The next day, Lawrence goes to the slaughterhouse at which Ben’s body is being held, and is horrified by the mangled remains he finds there. He is given Ben’s personal effects, including a medallion it’s said he purchased from some gypsies at a nearby camp. After overhearing townsfolk chatter in the local pub accusing the gypsies of being responsible for the recent murders, including Ben’s, Lawrence decides to go and investigate, taking the medallion with him.
Once at the camp, Lawrence seeks out someone who can give him information about his brother, but before he finds answers, a group of townsfolk invade the camp and demand to kill the dancing bear traveling with the gypsies. While the commotion is occurring, an unseen beast suddenly strikes and begins killing townsfolk and gypsies alike. Lawrence witnesses a small boy running into the woods and attempts to save him, but is attacked by the beast and severely injured.
Once the dust settles, Lawrence is taken to Maleva, an elder gypsy who begins to repair Lawrence’s injuries. Maleva’s daughter begs her to kill Lawrence, to take pity on his soul, but Maleva refuses, as he is “Still a man” and “Only a loved one may kill him”.

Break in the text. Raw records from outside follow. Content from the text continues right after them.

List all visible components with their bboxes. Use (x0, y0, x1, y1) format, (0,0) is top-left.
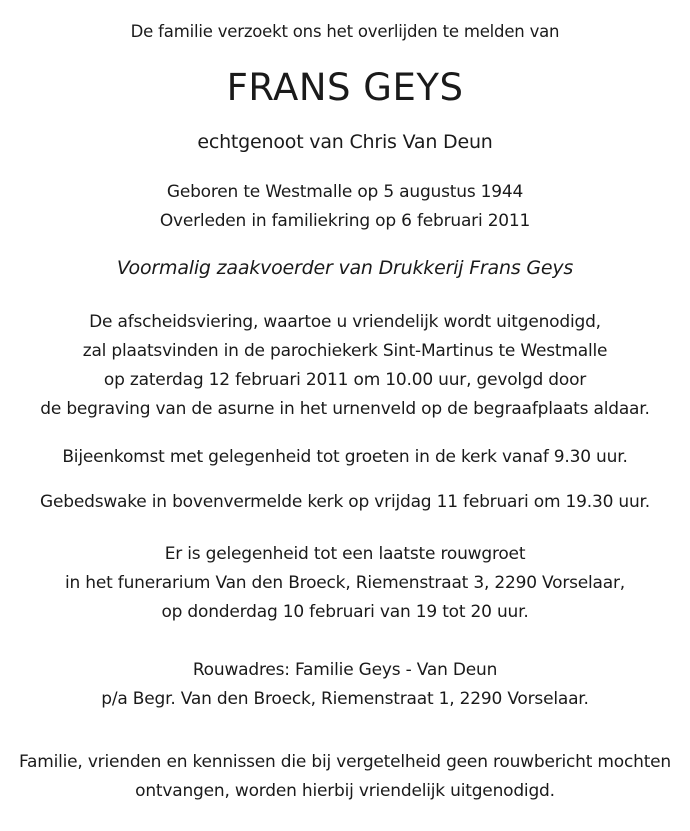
intro-text: De familie verzoekt ons het overlijden te melden van (130, 22, 560, 41)
funeral-line: op zaterdag 12 februari 2011 om 10.00 uur, gevolgd door (103, 370, 587, 390)
visitation-line: in het funerarium Van den Broeck, Riemenstraat 3, 2290 Vorselaar, (65, 573, 625, 593)
birth-text: Geboren te Westmalle op 5 augustus 1944 (166, 182, 524, 202)
death-text: Overleden in familiekring op 6 februari 2011 (159, 211, 531, 231)
closing-line: Familie, vrienden en kennissen die bij vergetelheid geen rouwbericht mochten (18, 752, 672, 772)
visitation-line: Er is gelegenheid tot een laatste rouwgroet (164, 544, 526, 564)
funeral-line: de begraving van de asurne in het urnenveld op de begraafplaats aldaar. (40, 399, 650, 419)
visitation-line: op donderdag 10 februari van 19 tot 20 uur. (161, 602, 529, 622)
closing-line: ontvangen, worden hierbij vriendelijk uitgenodigd. (135, 781, 555, 801)
funeral-line: De afscheidsviering, waartoe u vriendelijk wordt uitgenodigd, (89, 312, 601, 332)
role-text: Voormalig zaakvoerder van Drukkerij Frans Geys (116, 257, 574, 279)
gathering-text: Bijeenkomst met gelegenheid tot groeten in de kerk vanaf 9.30 uur. (62, 447, 628, 467)
address-line: p/a Begr. Van den Broeck, Riemenstraat 1, 2290 Vorselaar. (101, 689, 589, 709)
funeral-line: zal plaatsvinden in de parochiekerk Sint-Martinus te Westmalle (82, 341, 608, 361)
vigil-text: Gebedswake in bovenvermelde kerk op vrijdag 11 februari om 19.30 uur. (40, 492, 650, 512)
deceased-name: FRANS GEYS (226, 66, 464, 109)
spouse-text: echtgenoot van Chris Van Deun (197, 131, 493, 153)
address-line: Rouwadres: Familie Geys - Van Deun (192, 660, 498, 680)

Lawrence’s night of horror is only the beginning of a long and bloody journey he must now face, as he will soon learn that some family reunions are best avoided.
Here’s the thing. When I first heard that Universal was remaking The Wolfman, I was fairly unhappy. I don’t see the point in remaking a movie that did well and is still considered a classic to this day.

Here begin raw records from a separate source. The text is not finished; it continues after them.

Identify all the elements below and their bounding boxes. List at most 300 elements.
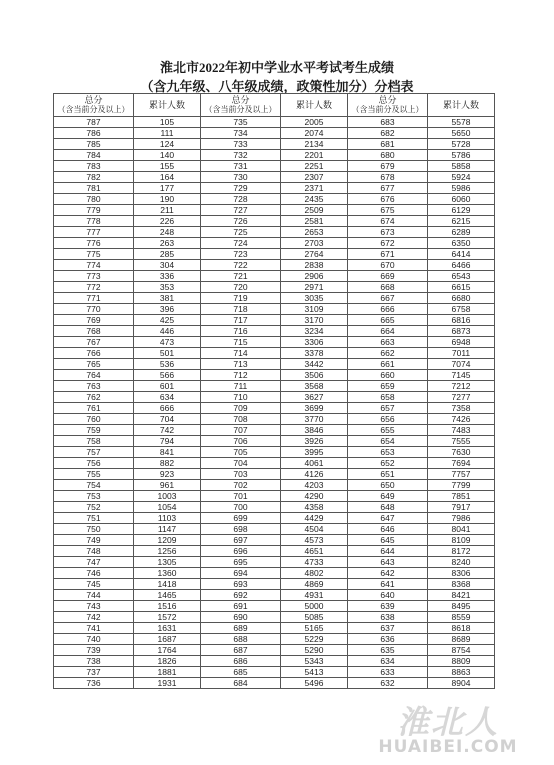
table-row (54, 117, 495, 128)
cell-cumulative-count: 7694 (428, 458, 495, 469)
cell-total-score: 766 (54, 348, 134, 359)
cell-total-score: 782 (54, 172, 134, 183)
cell-cumulative-count: 8689 (428, 634, 495, 645)
cell-total-score: 721 (201, 271, 281, 282)
table-row (54, 293, 495, 304)
cell-cumulative-count: 4358 (281, 502, 348, 513)
table-row (54, 656, 495, 667)
cell-cumulative-count: 3506 (281, 370, 348, 381)
cell-total-score: 717 (201, 315, 281, 326)
table-row (54, 139, 495, 150)
cell-cumulative-count: 263 (134, 238, 201, 249)
cell-total-score: 763 (54, 381, 134, 392)
cell-total-score: 737 (54, 667, 134, 678)
cell-total-score: 719 (201, 293, 281, 304)
cell-total-score: 651 (348, 469, 428, 480)
cell-total-score: 640 (348, 590, 428, 601)
cell-total-score: 672 (348, 238, 428, 249)
cell-total-score: 673 (348, 227, 428, 238)
cell-total-score: 770 (54, 304, 134, 315)
table-row (54, 557, 495, 568)
table-row (54, 513, 495, 524)
cell-cumulative-count: 140 (134, 150, 201, 161)
cell-cumulative-count: 882 (134, 458, 201, 469)
header-total-score (54, 94, 134, 117)
cell-cumulative-count: 1305 (134, 557, 201, 568)
cell-total-score: 744 (54, 590, 134, 601)
cell-cumulative-count: 4931 (281, 590, 348, 601)
cell-total-score: 753 (54, 491, 134, 502)
cell-cumulative-count: 1826 (134, 656, 201, 667)
cell-cumulative-count: 2251 (281, 161, 348, 172)
cell-total-score: 707 (201, 425, 281, 436)
header-main: 累计人数 (148, 100, 185, 110)
header-cumulative-count (281, 94, 348, 117)
cell-cumulative-count: 8863 (428, 667, 495, 678)
cell-total-score: 772 (54, 282, 134, 293)
cell-cumulative-count: 3378 (281, 348, 348, 359)
cell-total-score: 784 (54, 150, 134, 161)
cell-cumulative-count: 7555 (428, 436, 495, 447)
cell-total-score: 767 (54, 337, 134, 348)
cell-cumulative-count: 177 (134, 183, 201, 194)
cell-cumulative-count: 794 (134, 436, 201, 447)
watermark-latin: HUAIBEI.COM (378, 737, 518, 757)
cell-total-score: 781 (54, 183, 134, 194)
cell-total-score: 723 (201, 249, 281, 260)
cell-total-score: 734 (201, 128, 281, 139)
table-row (54, 359, 495, 370)
cell-total-score: 688 (201, 634, 281, 645)
cell-total-score: 722 (201, 260, 281, 271)
table-row (54, 227, 495, 238)
cell-cumulative-count: 7483 (428, 425, 495, 436)
cell-cumulative-count: 1147 (134, 524, 201, 535)
cell-total-score: 649 (348, 491, 428, 502)
cell-total-score: 696 (201, 546, 281, 557)
cell-cumulative-count: 6350 (428, 238, 495, 249)
cell-total-score: 677 (348, 183, 428, 194)
cell-cumulative-count: 248 (134, 227, 201, 238)
cell-cumulative-count: 5496 (281, 678, 348, 689)
cell-total-score: 679 (348, 161, 428, 172)
cell-cumulative-count: 304 (134, 260, 201, 271)
header-main: 累计人数 (442, 100, 479, 110)
cell-total-score: 639 (348, 601, 428, 612)
cell-cumulative-count: 353 (134, 282, 201, 293)
cell-cumulative-count: 2971 (281, 282, 348, 293)
cell-total-score: 726 (201, 216, 281, 227)
cell-total-score: 741 (54, 623, 134, 634)
header-main: 总分 (378, 95, 397, 105)
cell-total-score: 646 (348, 524, 428, 535)
table-row (54, 161, 495, 172)
cell-cumulative-count: 8904 (428, 678, 495, 689)
table-row (54, 524, 495, 535)
table-header-row (54, 94, 495, 117)
cell-cumulative-count: 4061 (281, 458, 348, 469)
cell-cumulative-count: 1764 (134, 645, 201, 656)
table-body (54, 117, 495, 689)
cell-cumulative-count: 5650 (428, 128, 495, 139)
cell-cumulative-count: 1103 (134, 513, 201, 524)
cell-total-score: 661 (348, 359, 428, 370)
cell-cumulative-count: 8559 (428, 612, 495, 623)
cell-total-score: 675 (348, 205, 428, 216)
cell-total-score: 691 (201, 601, 281, 612)
cell-total-score: 662 (348, 348, 428, 359)
cell-total-score: 667 (348, 293, 428, 304)
cell-total-score: 724 (201, 238, 281, 249)
cell-cumulative-count: 5165 (281, 623, 348, 634)
cell-total-score: 748 (54, 546, 134, 557)
table-row (54, 667, 495, 678)
table-row (54, 370, 495, 381)
cell-cumulative-count: 3699 (281, 403, 348, 414)
table-row (54, 458, 495, 469)
cell-total-score: 732 (201, 150, 281, 161)
cell-cumulative-count: 8306 (428, 568, 495, 579)
cell-cumulative-count: 2005 (281, 117, 348, 128)
header-main: 总分 (84, 95, 103, 105)
cell-cumulative-count: 6615 (428, 282, 495, 293)
table-row (54, 590, 495, 601)
cell-total-score: 735 (201, 117, 281, 128)
cell-cumulative-count: 3035 (281, 293, 348, 304)
cell-total-score: 642 (348, 568, 428, 579)
cell-cumulative-count: 7917 (428, 502, 495, 513)
cell-total-score: 693 (201, 579, 281, 590)
cell-total-score: 697 (201, 535, 281, 546)
cell-total-score: 678 (348, 172, 428, 183)
cell-total-score: 703 (201, 469, 281, 480)
cell-cumulative-count: 7074 (428, 359, 495, 370)
cell-cumulative-count: 1631 (134, 623, 201, 634)
table-row (54, 150, 495, 161)
cell-total-score: 740 (54, 634, 134, 645)
cell-cumulative-count: 164 (134, 172, 201, 183)
cell-cumulative-count: 6414 (428, 249, 495, 260)
cell-cumulative-count: 4504 (281, 524, 348, 535)
site-watermark (348, 697, 548, 759)
cell-total-score: 692 (201, 590, 281, 601)
cell-total-score: 708 (201, 414, 281, 425)
header-cumulative-count (428, 94, 495, 117)
cell-total-score: 743 (54, 601, 134, 612)
cell-cumulative-count: 7358 (428, 403, 495, 414)
cell-cumulative-count: 8172 (428, 546, 495, 557)
header-sub: （含当前分及以上） (351, 105, 424, 114)
cell-total-score: 698 (201, 524, 281, 535)
table-row (54, 447, 495, 458)
cell-total-score: 745 (54, 579, 134, 590)
cell-total-score: 760 (54, 414, 134, 425)
table-row (54, 546, 495, 557)
cell-cumulative-count: 105 (134, 117, 201, 128)
cell-cumulative-count: 1003 (134, 491, 201, 502)
cell-cumulative-count: 5578 (428, 117, 495, 128)
cell-total-score: 711 (201, 381, 281, 392)
cell-cumulative-count: 7757 (428, 469, 495, 480)
table-row (54, 304, 495, 315)
table-row (54, 612, 495, 623)
cell-total-score: 653 (348, 447, 428, 458)
cell-total-score: 658 (348, 392, 428, 403)
cell-cumulative-count: 3846 (281, 425, 348, 436)
cell-total-score: 712 (201, 370, 281, 381)
table-row (54, 403, 495, 414)
cell-cumulative-count: 3234 (281, 326, 348, 337)
cell-total-score: 749 (54, 535, 134, 546)
cell-cumulative-count: 2134 (281, 139, 348, 150)
table-row (54, 348, 495, 359)
cell-cumulative-count: 124 (134, 139, 201, 150)
cell-total-score: 656 (348, 414, 428, 425)
table-row (54, 381, 495, 392)
cell-cumulative-count: 3627 (281, 392, 348, 403)
cell-cumulative-count: 5229 (281, 634, 348, 645)
cell-total-score: 747 (54, 557, 134, 568)
cell-cumulative-count: 2074 (281, 128, 348, 139)
table-row (54, 249, 495, 260)
cell-cumulative-count: 1054 (134, 502, 201, 513)
cell-cumulative-count: 5858 (428, 161, 495, 172)
cell-total-score: 761 (54, 403, 134, 414)
table-row (54, 480, 495, 491)
cell-cumulative-count: 396 (134, 304, 201, 315)
cell-total-score: 686 (201, 656, 281, 667)
cell-total-score: 687 (201, 645, 281, 656)
cell-cumulative-count: 211 (134, 205, 201, 216)
cell-cumulative-count: 3306 (281, 337, 348, 348)
cell-cumulative-count: 7799 (428, 480, 495, 491)
cell-total-score: 655 (348, 425, 428, 436)
cell-total-score: 700 (201, 502, 281, 513)
cell-cumulative-count: 3995 (281, 447, 348, 458)
table-row (54, 623, 495, 634)
cell-cumulative-count: 4573 (281, 535, 348, 546)
cell-cumulative-count: 601 (134, 381, 201, 392)
cell-total-score: 750 (54, 524, 134, 535)
cell-cumulative-count: 5986 (428, 183, 495, 194)
cell-total-score: 657 (348, 403, 428, 414)
header-sub: （含当前分及以上） (204, 105, 277, 114)
cell-total-score: 756 (54, 458, 134, 469)
cell-cumulative-count: 8421 (428, 590, 495, 601)
cell-cumulative-count: 7851 (428, 491, 495, 502)
cell-total-score: 715 (201, 337, 281, 348)
cell-cumulative-count: 2307 (281, 172, 348, 183)
cell-cumulative-count: 336 (134, 271, 201, 282)
cell-cumulative-count: 2653 (281, 227, 348, 238)
cell-total-score: 680 (348, 150, 428, 161)
cell-total-score: 644 (348, 546, 428, 557)
table-row (54, 601, 495, 612)
cell-total-score: 718 (201, 304, 281, 315)
cell-total-score: 694 (201, 568, 281, 579)
cell-cumulative-count: 923 (134, 469, 201, 480)
cell-total-score: 701 (201, 491, 281, 502)
table-row (54, 568, 495, 579)
cell-total-score: 690 (201, 612, 281, 623)
cell-cumulative-count: 8109 (428, 535, 495, 546)
cell-cumulative-count: 2435 (281, 194, 348, 205)
cell-cumulative-count: 6873 (428, 326, 495, 337)
header-cumulative-count (134, 94, 201, 117)
cell-total-score: 776 (54, 238, 134, 249)
cell-total-score: 777 (54, 227, 134, 238)
cell-cumulative-count: 6466 (428, 260, 495, 271)
table-row (54, 326, 495, 337)
table-row (54, 414, 495, 425)
cell-total-score: 725 (201, 227, 281, 238)
cell-cumulative-count: 8809 (428, 656, 495, 667)
header-sub: （含当前分及以上） (57, 105, 130, 114)
cell-total-score: 738 (54, 656, 134, 667)
cell-total-score: 751 (54, 513, 134, 524)
cell-total-score: 652 (348, 458, 428, 469)
cell-cumulative-count: 7277 (428, 392, 495, 403)
cell-total-score: 702 (201, 480, 281, 491)
cell-cumulative-count: 8368 (428, 579, 495, 590)
cell-cumulative-count: 536 (134, 359, 201, 370)
cell-total-score: 729 (201, 183, 281, 194)
cell-total-score: 774 (54, 260, 134, 271)
cell-total-score: 768 (54, 326, 134, 337)
cell-cumulative-count: 5728 (428, 139, 495, 150)
cell-cumulative-count: 634 (134, 392, 201, 403)
cell-total-score: 771 (54, 293, 134, 304)
cell-total-score: 733 (201, 139, 281, 150)
cell-cumulative-count: 446 (134, 326, 201, 337)
cell-total-score: 632 (348, 678, 428, 689)
cell-cumulative-count: 1881 (134, 667, 201, 678)
cell-total-score: 769 (54, 315, 134, 326)
cell-total-score: 755 (54, 469, 134, 480)
cell-total-score: 674 (348, 216, 428, 227)
cell-cumulative-count: 7011 (428, 348, 495, 359)
cell-cumulative-count: 3926 (281, 436, 348, 447)
cell-total-score: 641 (348, 579, 428, 590)
cell-cumulative-count: 2703 (281, 238, 348, 249)
cell-cumulative-count: 6289 (428, 227, 495, 238)
cell-total-score: 650 (348, 480, 428, 491)
cell-cumulative-count: 3770 (281, 414, 348, 425)
cell-cumulative-count: 1931 (134, 678, 201, 689)
cell-total-score: 664 (348, 326, 428, 337)
cell-total-score: 676 (348, 194, 428, 205)
cell-total-score: 775 (54, 249, 134, 260)
cell-cumulative-count: 501 (134, 348, 201, 359)
cell-total-score: 647 (348, 513, 428, 524)
watermark-chinese: 淮北人 (396, 703, 499, 741)
table-row (54, 469, 495, 480)
cell-total-score: 635 (348, 645, 428, 656)
cell-total-score: 764 (54, 370, 134, 381)
cell-cumulative-count: 4290 (281, 491, 348, 502)
table-row (54, 502, 495, 513)
table-row (54, 183, 495, 194)
score-distribution-table (53, 93, 495, 689)
cell-total-score: 758 (54, 436, 134, 447)
document-subtitle: （含九年级、八年级成绩，政策性加分）分档表 (140, 79, 414, 94)
cell-total-score: 716 (201, 326, 281, 337)
cell-cumulative-count: 226 (134, 216, 201, 227)
cell-cumulative-count: 190 (134, 194, 201, 205)
cell-total-score: 731 (201, 161, 281, 172)
cell-cumulative-count: 5290 (281, 645, 348, 656)
cell-cumulative-count: 5924 (428, 172, 495, 183)
table-row (54, 194, 495, 205)
cell-total-score: 778 (54, 216, 134, 227)
table-row (54, 425, 495, 436)
table-row (54, 678, 495, 689)
cell-total-score: 666 (348, 304, 428, 315)
cell-total-score: 710 (201, 392, 281, 403)
cell-cumulative-count: 6816 (428, 315, 495, 326)
cell-cumulative-count: 2838 (281, 260, 348, 271)
header-total-score (201, 94, 281, 117)
cell-total-score: 671 (348, 249, 428, 260)
cell-total-score: 648 (348, 502, 428, 513)
cell-cumulative-count: 2201 (281, 150, 348, 161)
table-row (54, 337, 495, 348)
cell-cumulative-count: 3568 (281, 381, 348, 392)
cell-total-score: 779 (54, 205, 134, 216)
cell-total-score: 739 (54, 645, 134, 656)
cell-total-score: 714 (201, 348, 281, 359)
cell-cumulative-count: 7986 (428, 513, 495, 524)
cell-total-score: 669 (348, 271, 428, 282)
cell-cumulative-count: 5000 (281, 601, 348, 612)
cell-cumulative-count: 6215 (428, 216, 495, 227)
cell-cumulative-count: 3442 (281, 359, 348, 370)
cell-total-score: 759 (54, 425, 134, 436)
cell-cumulative-count: 566 (134, 370, 201, 381)
cell-total-score: 699 (201, 513, 281, 524)
cell-cumulative-count: 8618 (428, 623, 495, 634)
cell-cumulative-count: 3109 (281, 304, 348, 315)
cell-cumulative-count: 7212 (428, 381, 495, 392)
cell-total-score: 786 (54, 128, 134, 139)
table-row (54, 238, 495, 249)
cell-cumulative-count: 4429 (281, 513, 348, 524)
cell-cumulative-count: 5413 (281, 667, 348, 678)
table-row (54, 392, 495, 403)
cell-cumulative-count: 285 (134, 249, 201, 260)
cell-cumulative-count: 4203 (281, 480, 348, 491)
cell-cumulative-count: 4733 (281, 557, 348, 568)
cell-total-score: 685 (201, 667, 281, 678)
cell-cumulative-count: 111 (134, 128, 201, 139)
cell-cumulative-count: 6129 (428, 205, 495, 216)
cell-total-score: 695 (201, 557, 281, 568)
cell-total-score: 736 (54, 678, 134, 689)
cell-cumulative-count: 1687 (134, 634, 201, 645)
cell-total-score: 638 (348, 612, 428, 623)
cell-cumulative-count: 473 (134, 337, 201, 348)
cell-cumulative-count: 425 (134, 315, 201, 326)
cell-cumulative-count: 6060 (428, 194, 495, 205)
cell-cumulative-count: 5786 (428, 150, 495, 161)
cell-total-score: 633 (348, 667, 428, 678)
cell-cumulative-count: 8495 (428, 601, 495, 612)
cell-cumulative-count: 4126 (281, 469, 348, 480)
cell-cumulative-count: 8041 (428, 524, 495, 535)
cell-cumulative-count: 5085 (281, 612, 348, 623)
cell-total-score: 660 (348, 370, 428, 381)
cell-cumulative-count: 5343 (281, 656, 348, 667)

But then news started to eek out about it. Benicio del Toro, who I have been a fan of since his performances in Fear & Loathing in Las Vegas and The Usual Suspects, had been cast in the role of Lawrence Talbot, made famous by Lon Chaney, Jr. Sir Anthony Hopkins had been cast to play Lawrence’s estranged father, Sir John Talbot. Emily Blunt had been cast as love interest Gwen Conliffe.

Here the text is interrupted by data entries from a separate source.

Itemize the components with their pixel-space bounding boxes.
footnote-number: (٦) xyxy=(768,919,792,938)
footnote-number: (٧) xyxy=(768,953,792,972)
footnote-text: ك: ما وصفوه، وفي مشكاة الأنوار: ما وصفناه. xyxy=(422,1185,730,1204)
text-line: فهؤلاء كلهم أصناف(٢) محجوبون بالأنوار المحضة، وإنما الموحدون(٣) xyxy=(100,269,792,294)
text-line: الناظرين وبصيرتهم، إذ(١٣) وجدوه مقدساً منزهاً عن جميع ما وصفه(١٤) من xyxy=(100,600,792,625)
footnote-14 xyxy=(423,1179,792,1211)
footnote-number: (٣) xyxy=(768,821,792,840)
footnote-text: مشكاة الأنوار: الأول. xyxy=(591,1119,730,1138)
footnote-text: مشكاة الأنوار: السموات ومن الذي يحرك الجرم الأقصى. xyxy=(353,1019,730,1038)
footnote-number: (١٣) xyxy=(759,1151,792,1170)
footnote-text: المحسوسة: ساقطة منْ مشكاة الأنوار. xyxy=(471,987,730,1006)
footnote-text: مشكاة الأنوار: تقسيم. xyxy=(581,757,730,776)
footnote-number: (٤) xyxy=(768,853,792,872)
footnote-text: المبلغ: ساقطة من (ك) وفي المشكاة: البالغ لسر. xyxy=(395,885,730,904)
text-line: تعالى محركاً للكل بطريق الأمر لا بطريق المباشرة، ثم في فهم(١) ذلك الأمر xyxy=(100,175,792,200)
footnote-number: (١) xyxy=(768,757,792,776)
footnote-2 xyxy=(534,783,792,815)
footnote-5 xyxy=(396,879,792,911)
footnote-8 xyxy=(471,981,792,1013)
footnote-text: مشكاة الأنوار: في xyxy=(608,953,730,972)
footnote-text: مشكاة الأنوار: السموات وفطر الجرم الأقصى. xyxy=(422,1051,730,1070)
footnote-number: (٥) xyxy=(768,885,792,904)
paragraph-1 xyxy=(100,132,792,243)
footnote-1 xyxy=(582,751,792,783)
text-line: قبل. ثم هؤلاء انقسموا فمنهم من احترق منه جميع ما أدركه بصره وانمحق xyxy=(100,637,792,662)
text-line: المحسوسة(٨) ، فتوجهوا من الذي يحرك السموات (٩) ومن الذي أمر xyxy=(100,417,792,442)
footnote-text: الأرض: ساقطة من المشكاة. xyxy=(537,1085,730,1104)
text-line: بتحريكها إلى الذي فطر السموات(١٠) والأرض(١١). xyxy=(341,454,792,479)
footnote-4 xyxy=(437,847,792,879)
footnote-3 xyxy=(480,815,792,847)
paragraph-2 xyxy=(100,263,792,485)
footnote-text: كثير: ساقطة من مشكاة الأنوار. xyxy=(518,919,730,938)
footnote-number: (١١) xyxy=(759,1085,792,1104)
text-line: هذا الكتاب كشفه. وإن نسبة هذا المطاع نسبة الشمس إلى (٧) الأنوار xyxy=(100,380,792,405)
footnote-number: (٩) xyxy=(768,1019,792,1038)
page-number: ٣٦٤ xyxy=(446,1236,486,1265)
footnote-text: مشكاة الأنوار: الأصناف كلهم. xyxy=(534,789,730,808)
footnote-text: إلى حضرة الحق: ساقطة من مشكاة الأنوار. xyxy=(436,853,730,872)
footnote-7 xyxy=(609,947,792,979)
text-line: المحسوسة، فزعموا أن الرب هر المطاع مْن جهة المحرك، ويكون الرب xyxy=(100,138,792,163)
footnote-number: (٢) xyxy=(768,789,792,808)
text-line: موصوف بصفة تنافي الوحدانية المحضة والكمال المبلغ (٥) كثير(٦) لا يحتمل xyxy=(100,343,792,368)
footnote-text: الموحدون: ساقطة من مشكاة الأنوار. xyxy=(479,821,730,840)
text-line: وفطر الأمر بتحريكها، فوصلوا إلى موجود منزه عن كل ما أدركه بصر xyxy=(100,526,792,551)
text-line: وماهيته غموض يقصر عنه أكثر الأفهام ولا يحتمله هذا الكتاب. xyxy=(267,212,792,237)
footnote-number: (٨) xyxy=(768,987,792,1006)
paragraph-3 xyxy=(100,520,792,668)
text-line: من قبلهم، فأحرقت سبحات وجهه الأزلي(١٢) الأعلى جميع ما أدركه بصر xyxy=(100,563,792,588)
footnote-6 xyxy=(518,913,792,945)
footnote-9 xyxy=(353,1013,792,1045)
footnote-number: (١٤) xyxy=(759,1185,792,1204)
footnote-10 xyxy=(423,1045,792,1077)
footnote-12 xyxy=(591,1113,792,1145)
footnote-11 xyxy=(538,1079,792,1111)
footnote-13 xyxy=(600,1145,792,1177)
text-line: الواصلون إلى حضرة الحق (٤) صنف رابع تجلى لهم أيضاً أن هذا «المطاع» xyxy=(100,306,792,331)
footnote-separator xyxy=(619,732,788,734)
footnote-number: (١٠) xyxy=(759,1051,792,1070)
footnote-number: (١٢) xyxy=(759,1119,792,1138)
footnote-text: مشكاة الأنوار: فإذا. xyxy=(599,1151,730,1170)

A great cast paired with filmmaker Joe Johnston, who had previously directed action filled films like Jumanji and The Rocketeer and who would go on to direct Captain America: The First Avenger for Marvel Studios, is what intrigued me the most. And so I took a risk and laid down my hard earned money at the box office.
I must say, I was not disappointed.
Listen, I am in no way saying that this movie stands up next to the original. It doesn’t. However, I feel like it serves a couple of different purposes:
1: It serves as a love letter to the original film, as Benicio del Toro and effects guru Rick Baker are both huge fans.
2: If someone sees this version and becomes curious about the original, they might seek it out and be pleasantly surprised.
3: Who hasn’t imagined a bloodier version of The Wolfman?
Rick Baker wins his second werewolf-related Academy Award for Best Makeup for his work on this film, and I feel it’s well deserved. His makeup is obviously heavily influenced by the makeup work used in the original black and white film, yet he adds his own Rick Baker flare to it.
I’m usually against CGI in a werewolf movie, but this film does a decent job of weaving both practical and digital effects together fairly seamlessly.
Benicio del Toro delivers a great performances as Larry Talbot, matched only by Hugo Weaving’s turn as Inspector Aberline. Both Sir Anthony Hopkins and Emily Blunt give memorable performances, as well.
The tone of the original film can be felt during certain scenes, but all things told, this feels very much like it’s own film, which I feel helps it rather than hurts it, as you are able to detach from it the memories of the original.
It is by no means a perfect film, nor is it even a perfect werewolf film, but it is a nice homage to one of my favorite classic movie monsters and for perhaps that reason alone, I truly enjoyed it.
Should You See It:
If you enjoy the work of Benicio del Toro and want to know what it’s like to see the director of Honey, I Shrunk The Kids make a horror film, I say go for it.